I wanted to make something personal and creative…that meant space, science fiction, a meaningful story and bags of melancholy atmosphere.


Weston mostly made Exo One as a one-man team, with his friend Rhys Lindsay doing the music and later with the help of David Kazi coding and Future Friends for publishing. Exo One was also part of the ID@Xbox program, which Weston says “takes a lot of pressure off” since he was guaranteed a payout on the game before it had even launched, and had the benefit of visibility on Xbox stores and Xbox marketing.

Even so, though, Exo One’s vision and journey was shaped at least somewhat by Weston’s small team size and low budget. Exo One took five years to make, Weston says, in part because he didn’t even know how to code when he first started out – he just had basic 3D modeling and texturing ability. And as he added story and cutscenes, he says he “tripled or quadrupled the number of skills required.”

Weston started out with the idea of being a ball on a hilly planet, and from there began adding in complexities like the craft’s different abilities and ways of movement. He says that Unity ensured the physics worked fine, but what was more complex was getting everything to work and look right when the craft reached incredibly high speeds and heights. “Most game engines are more designed for a 3rd person shooter or something like that, at head height,” he says. “Meanwhile in Exo you’re kilometers in the air going 100s of miles per hour, pushing the terrain generation to its limits the whole way, and making it very hard to get everything looking nice at all altitudes.”

Exo One Screenshots

Then there’s Exo One’s story, which Weston says is inspired by games that had emotionally impacted him during development like Journey and Dear Esther, similar experiences like Abzu, Proteus, and Flower, and the films 2001: A Space Odyssey and Contact.

“I rewrote the story countless times though, I had actually say it was the hardest part of the whole game to get right, and a fair number of people would argue I got it wrong! It’s probably among the most varied feedback I’ve gotten, some love it, some are fine with it and are glad it’s a light touch, others wish it wasn’t there.”
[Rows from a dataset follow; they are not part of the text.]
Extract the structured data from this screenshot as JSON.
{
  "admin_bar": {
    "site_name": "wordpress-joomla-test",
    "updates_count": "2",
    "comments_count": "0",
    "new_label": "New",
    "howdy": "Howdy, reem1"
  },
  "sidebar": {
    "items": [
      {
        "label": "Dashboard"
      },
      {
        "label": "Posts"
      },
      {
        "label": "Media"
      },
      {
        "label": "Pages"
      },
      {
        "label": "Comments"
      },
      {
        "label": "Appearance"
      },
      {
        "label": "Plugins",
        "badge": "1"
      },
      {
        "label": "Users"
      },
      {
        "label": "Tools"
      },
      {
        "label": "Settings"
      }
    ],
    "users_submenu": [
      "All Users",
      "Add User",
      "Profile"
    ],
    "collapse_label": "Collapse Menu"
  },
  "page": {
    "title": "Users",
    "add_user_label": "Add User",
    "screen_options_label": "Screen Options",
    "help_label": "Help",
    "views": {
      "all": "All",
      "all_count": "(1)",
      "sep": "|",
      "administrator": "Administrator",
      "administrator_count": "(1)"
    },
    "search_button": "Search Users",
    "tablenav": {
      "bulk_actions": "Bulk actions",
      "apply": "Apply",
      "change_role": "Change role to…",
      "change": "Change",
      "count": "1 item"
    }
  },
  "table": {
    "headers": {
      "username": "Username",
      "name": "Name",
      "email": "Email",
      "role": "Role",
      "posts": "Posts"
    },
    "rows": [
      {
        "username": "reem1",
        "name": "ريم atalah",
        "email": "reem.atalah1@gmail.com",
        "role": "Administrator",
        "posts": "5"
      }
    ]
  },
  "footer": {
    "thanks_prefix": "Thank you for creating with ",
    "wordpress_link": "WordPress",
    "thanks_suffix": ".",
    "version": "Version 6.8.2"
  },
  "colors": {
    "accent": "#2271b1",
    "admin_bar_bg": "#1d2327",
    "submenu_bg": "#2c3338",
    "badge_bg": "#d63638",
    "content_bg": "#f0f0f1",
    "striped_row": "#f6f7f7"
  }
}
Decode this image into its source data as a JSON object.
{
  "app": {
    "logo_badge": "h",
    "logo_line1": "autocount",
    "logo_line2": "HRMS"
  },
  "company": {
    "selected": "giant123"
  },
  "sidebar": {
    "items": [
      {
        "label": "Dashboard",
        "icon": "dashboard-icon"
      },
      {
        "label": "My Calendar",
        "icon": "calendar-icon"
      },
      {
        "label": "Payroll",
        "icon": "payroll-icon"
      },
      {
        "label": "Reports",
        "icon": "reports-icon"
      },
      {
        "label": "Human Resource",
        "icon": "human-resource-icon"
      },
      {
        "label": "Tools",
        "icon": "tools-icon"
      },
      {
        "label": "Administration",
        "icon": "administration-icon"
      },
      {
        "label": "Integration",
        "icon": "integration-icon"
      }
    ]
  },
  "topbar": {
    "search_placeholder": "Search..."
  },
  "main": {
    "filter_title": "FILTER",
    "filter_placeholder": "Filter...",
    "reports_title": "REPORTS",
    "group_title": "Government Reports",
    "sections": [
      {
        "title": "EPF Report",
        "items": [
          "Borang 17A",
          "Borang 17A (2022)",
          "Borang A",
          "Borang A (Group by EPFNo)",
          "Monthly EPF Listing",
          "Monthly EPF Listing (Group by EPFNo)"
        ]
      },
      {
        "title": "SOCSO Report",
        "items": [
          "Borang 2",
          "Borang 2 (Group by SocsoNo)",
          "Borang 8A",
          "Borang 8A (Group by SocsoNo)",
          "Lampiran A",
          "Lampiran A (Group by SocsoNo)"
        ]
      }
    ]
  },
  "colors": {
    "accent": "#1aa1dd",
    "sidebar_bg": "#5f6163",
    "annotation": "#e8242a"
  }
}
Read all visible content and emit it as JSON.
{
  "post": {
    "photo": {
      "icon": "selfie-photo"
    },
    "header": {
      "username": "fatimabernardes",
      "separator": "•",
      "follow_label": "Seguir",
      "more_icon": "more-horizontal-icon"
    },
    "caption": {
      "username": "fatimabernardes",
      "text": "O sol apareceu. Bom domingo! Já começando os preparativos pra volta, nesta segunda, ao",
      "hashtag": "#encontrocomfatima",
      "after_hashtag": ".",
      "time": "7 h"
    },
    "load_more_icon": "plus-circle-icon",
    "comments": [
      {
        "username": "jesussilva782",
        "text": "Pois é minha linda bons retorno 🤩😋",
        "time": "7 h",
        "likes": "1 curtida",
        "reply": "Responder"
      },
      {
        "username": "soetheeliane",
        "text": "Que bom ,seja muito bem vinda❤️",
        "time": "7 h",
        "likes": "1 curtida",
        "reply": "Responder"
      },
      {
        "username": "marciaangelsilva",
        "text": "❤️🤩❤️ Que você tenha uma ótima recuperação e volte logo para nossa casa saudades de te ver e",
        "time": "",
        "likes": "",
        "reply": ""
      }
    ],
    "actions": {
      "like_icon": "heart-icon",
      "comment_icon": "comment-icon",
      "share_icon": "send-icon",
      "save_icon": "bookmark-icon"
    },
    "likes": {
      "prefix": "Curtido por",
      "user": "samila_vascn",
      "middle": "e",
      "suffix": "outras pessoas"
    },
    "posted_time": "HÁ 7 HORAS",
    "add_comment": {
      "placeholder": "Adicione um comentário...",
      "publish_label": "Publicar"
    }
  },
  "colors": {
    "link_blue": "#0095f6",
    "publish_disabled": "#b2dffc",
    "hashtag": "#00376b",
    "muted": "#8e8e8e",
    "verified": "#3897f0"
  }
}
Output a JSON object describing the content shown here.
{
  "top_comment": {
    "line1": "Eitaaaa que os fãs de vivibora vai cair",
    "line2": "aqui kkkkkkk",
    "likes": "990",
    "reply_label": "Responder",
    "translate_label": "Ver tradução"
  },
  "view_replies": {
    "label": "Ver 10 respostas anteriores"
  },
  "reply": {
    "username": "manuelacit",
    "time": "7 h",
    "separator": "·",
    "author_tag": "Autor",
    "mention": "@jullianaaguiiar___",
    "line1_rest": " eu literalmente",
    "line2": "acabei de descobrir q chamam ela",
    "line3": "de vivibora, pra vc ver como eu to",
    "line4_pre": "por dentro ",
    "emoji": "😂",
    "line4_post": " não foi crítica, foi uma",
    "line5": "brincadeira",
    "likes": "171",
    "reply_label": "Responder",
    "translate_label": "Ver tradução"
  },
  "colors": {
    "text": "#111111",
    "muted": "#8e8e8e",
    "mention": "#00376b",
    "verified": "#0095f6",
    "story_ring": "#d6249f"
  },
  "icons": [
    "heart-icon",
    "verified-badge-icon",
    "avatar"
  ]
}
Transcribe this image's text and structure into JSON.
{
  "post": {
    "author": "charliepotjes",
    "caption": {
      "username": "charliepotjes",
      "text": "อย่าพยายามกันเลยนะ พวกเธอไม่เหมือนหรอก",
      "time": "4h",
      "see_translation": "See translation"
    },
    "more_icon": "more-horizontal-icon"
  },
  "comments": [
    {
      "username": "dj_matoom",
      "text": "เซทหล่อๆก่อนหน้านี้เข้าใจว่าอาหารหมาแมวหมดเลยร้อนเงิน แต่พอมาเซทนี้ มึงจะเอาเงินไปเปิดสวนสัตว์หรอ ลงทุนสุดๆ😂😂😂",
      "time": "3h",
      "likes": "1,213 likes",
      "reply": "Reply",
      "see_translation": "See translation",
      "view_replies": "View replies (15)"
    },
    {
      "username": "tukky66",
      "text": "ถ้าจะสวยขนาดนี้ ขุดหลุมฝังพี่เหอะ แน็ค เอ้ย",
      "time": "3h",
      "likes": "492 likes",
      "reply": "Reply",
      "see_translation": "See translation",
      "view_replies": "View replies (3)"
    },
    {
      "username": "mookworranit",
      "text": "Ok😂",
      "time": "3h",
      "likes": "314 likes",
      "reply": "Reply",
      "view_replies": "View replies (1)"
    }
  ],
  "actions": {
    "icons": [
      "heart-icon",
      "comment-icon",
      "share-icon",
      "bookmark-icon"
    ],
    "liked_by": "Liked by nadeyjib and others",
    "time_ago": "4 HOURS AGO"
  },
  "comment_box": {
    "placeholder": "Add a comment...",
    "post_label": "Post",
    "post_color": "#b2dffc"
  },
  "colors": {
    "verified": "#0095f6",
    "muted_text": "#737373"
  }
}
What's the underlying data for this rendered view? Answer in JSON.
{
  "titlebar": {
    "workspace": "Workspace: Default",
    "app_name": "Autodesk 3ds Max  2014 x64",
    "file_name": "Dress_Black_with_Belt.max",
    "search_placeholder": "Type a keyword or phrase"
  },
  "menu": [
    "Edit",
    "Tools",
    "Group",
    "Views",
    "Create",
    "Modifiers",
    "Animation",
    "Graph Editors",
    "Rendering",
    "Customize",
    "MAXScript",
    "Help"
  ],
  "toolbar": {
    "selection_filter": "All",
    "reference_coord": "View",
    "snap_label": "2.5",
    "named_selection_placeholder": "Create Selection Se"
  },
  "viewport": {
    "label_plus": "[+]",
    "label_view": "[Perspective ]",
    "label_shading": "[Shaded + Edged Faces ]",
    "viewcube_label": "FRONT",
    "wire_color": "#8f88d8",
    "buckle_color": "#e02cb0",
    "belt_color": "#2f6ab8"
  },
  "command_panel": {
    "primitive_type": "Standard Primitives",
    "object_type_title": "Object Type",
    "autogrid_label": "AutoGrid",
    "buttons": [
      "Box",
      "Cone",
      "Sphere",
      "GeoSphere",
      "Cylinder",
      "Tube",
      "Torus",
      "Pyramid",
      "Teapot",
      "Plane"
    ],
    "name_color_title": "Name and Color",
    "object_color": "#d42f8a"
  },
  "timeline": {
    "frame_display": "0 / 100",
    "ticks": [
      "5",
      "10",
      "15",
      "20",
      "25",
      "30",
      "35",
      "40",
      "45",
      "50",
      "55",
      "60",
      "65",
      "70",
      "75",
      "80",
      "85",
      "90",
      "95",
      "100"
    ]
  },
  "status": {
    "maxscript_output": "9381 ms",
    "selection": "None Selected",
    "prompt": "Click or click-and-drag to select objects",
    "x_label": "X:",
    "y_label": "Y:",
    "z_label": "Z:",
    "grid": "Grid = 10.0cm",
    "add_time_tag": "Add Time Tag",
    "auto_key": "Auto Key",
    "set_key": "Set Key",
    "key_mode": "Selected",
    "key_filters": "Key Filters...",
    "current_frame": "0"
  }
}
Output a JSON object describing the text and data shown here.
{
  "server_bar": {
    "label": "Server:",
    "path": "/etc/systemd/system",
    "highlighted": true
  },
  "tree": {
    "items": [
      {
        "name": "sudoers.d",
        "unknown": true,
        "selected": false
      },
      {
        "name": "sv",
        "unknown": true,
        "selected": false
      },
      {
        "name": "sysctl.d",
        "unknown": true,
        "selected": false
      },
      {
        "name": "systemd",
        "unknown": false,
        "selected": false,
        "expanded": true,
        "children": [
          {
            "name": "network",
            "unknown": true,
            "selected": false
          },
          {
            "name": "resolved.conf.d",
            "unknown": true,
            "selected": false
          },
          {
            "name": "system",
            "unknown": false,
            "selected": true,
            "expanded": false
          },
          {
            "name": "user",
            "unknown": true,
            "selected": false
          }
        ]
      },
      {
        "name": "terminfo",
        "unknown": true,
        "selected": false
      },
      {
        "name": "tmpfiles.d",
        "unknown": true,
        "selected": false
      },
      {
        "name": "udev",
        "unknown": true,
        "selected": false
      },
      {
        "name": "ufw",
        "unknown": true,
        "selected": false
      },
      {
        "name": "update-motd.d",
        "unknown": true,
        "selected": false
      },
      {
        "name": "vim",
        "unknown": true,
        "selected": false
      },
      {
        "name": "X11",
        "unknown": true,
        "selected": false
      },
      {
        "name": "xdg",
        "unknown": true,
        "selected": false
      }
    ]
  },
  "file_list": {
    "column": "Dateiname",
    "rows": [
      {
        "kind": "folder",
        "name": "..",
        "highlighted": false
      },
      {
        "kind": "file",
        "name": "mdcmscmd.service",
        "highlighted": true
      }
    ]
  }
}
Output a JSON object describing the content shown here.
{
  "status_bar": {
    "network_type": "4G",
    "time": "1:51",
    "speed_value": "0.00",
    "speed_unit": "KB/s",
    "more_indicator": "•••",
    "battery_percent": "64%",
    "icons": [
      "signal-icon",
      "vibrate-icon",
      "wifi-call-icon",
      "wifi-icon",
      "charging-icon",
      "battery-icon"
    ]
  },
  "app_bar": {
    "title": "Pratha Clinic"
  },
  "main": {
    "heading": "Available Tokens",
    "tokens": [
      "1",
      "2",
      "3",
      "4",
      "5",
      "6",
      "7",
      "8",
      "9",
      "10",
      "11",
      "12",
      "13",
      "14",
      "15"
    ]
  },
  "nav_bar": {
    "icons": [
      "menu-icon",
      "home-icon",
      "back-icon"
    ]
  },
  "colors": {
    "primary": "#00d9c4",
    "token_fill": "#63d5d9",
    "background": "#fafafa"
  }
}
He also looked at real space missions, like the Challenger and Columbia disasters a bit, though he doesn’t feel there’s a lot of similarity to the stories. “I remember being struck at how unfair it was that those crews had worked their entire lives to be the best in their fields only to suffer their fate,” he adds.

With Exo One out in the world at last, Weston is feeling quite satisfied. He says it’s been successful for him, with positive reception and enough financial success that he can keep making video games for some time to come. And he’s especially proud to have released his own fiction/sci-fi/space universe into the world with a story, art, sound effects, and gameplay that’s all his own work and vision.

“I wanted to make a unique game, and there are no other space games where you control gravity with a spherical spacecraft that can transform into a glider and ride thermals in clouds. It’s a extremely singular vision, so when people tell me it got them in the feels or they loved the video game, it’s an amazing really feeling.”